Porém, não podemos estar à espera disso, desde logo porque é altamente improvável que haja lucidez, saber, vontade e coragem para empreender tal tarefa. O estado deplorável a que o poder político deixou o sistema prisional chegar impõe urgência na tomada de medidas «mínimas» que evitem que este entre em ruptura.

Por onde pegar, então, neste imenso problema?

Por aquilo que se mostre necessário em qualquer quadro jurídico-penal. A saber, aumentar a capacidade do sistema prisional, reforçar a segurança das prisões e melhorar substancialmente as condições em que os reclusos cumprem as suas penas. Ou seja, construir novas prisões, adequadas às actuais exigências, e reabilitar as existentes. E com urgência. Para mais quando o encerramento do Estabelecimento Prisional de Lisboa, que é o que alberga o maior número de reclusos em Portugal, está para breve.

Já não existe margem para mascarar o problema com os truques habituais. A evolução da criminalidade no nosso país não se compadece com a reiteração da concessão de medidas de clemência, ou com sucessivas alterações legislativas de pendor laxista, entenda-se, cada uma mais laxista que a anterior. Laxismo sobre laxismo só poderá conduzir à falência do Estado enquanto garante da segurança pública e protector dos mais fracos contra a violência dos mais fortes. Quando o Estado recua no combate ao crime, é este que avança, ocupando o território por aquele deixado livre. Em vez disso, impõe-se reafirmar a autoridade do Estado, com a maior firmeza possível.


2024-09-10

Como mascarar os problemas do sistema prisional


Escrevi aqui que, ao longo dos últimos 50 anos, o poder político se tem limitado a «gerir a crise» e a empurrar com a barriga os problemas do nosso sistema prisional, em vez de os resolver. Pior, especializou-se em mascará-los.

O expediente para o efeito mais utilizado tem sido a concessão de amnistias e perdões de penas quando a pressão resultante da sobrelotação das prisões se torna insuportável, colocando-se em liberdade, de um dia para o outro, algumas centenas de reclusos. As visitas papais a Portugal são o pretexto preferido, mas até a Covid-19 serviu para conceder um perdão de penas encapotado.

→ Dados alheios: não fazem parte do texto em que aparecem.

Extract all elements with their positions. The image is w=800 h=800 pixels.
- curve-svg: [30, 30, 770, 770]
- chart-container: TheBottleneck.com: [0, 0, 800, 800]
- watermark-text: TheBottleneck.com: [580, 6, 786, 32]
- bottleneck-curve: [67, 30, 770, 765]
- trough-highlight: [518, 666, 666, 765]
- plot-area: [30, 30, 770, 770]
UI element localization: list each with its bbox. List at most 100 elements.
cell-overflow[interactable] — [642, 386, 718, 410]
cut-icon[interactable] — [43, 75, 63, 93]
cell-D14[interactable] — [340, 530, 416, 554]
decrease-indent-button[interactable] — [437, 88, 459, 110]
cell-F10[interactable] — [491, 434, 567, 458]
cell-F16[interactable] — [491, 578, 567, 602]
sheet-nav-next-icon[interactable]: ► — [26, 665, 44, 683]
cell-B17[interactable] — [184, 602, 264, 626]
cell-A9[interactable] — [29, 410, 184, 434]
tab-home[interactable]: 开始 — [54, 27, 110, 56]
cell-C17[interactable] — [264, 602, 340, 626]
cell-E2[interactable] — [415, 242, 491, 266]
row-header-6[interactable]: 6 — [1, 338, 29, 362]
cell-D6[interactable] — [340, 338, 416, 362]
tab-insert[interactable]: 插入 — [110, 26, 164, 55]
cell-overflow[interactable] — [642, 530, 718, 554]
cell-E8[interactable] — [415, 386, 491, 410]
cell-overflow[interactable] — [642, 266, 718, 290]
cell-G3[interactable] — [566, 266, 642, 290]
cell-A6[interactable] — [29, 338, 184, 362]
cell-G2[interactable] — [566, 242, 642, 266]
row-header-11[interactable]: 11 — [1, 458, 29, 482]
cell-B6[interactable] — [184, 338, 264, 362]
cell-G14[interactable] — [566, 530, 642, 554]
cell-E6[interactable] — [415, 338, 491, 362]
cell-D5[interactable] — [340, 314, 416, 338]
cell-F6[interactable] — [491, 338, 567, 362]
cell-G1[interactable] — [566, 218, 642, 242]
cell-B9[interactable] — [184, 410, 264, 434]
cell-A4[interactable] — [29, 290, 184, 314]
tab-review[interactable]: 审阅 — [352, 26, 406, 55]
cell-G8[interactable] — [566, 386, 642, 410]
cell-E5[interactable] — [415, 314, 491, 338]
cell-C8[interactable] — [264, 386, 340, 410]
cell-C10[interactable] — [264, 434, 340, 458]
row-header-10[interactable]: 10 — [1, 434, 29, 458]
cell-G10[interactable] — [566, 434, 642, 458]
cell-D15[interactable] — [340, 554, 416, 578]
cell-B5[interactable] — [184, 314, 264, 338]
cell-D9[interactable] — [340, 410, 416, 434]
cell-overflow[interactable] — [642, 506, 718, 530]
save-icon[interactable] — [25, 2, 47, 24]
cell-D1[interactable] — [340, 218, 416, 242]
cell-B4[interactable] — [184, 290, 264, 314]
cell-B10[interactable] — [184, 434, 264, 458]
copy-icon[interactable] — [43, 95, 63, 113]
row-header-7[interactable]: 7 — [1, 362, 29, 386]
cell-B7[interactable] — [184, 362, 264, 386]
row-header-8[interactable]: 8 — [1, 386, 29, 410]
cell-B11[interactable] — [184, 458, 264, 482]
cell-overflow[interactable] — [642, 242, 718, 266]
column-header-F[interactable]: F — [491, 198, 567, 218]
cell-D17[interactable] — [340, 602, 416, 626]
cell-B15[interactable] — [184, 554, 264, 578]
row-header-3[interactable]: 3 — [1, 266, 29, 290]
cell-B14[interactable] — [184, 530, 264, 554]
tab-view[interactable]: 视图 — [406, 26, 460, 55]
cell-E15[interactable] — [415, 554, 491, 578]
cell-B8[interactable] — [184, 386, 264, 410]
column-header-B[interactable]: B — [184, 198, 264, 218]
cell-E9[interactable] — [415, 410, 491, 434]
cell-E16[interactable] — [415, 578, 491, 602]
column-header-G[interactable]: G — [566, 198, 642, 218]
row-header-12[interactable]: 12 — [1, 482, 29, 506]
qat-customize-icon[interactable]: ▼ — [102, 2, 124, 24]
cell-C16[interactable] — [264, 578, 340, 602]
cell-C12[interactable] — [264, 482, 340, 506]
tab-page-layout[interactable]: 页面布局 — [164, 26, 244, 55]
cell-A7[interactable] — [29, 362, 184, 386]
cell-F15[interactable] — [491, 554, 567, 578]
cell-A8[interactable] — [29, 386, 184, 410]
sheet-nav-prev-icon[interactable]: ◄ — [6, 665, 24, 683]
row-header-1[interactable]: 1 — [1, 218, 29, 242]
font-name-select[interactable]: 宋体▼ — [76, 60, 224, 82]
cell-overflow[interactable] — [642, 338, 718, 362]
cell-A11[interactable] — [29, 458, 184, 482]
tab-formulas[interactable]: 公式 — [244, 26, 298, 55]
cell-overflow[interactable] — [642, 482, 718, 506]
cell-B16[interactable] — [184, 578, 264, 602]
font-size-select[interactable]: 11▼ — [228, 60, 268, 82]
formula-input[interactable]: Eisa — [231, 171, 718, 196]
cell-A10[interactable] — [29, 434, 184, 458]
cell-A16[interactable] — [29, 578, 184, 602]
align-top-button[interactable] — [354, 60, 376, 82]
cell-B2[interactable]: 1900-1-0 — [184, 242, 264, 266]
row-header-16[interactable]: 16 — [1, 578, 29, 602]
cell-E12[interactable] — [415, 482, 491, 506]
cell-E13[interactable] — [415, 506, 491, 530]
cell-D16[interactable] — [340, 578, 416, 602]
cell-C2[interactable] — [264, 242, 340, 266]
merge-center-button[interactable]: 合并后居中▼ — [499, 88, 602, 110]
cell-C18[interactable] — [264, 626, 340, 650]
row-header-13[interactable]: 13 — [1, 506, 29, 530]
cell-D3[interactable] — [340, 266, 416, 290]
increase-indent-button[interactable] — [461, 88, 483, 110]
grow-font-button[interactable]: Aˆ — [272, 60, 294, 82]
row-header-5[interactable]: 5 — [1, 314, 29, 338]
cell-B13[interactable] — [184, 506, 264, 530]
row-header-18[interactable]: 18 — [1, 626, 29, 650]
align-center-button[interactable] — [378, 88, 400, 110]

Noutras ocasiões, a máquina político-mediática é posta em marcha no sentido de espalhar a ideia de que há demasiados presos em Portugal. Uma vez preparado, dessa forma, o terreno, sai uma alteração da legislação penal que tem por efeito a imediata libertação de mais algumas centenas de reclusos. A «Reforma Penal de 2007» foi um flagrante exemplo disso. Embora não assumido (obviamente…), um dos objectivos centrais dessa reforma foi esvaziar prisões, fosse a que preço fosse, como em devido tempo salientei:

- Objectivo: esvaziar prisões (1) – link

- Objectivo: esvaziar prisões (2) – link

- Objectivo: esvaziar prisões (3) – link

A enfrentar os reais problemas do sistema prisional, reformando-o de alto a baixo, é que todos têm fugido. É complicado, é demorado, requer investimentos significativos e, ainda por cima, não dá votos.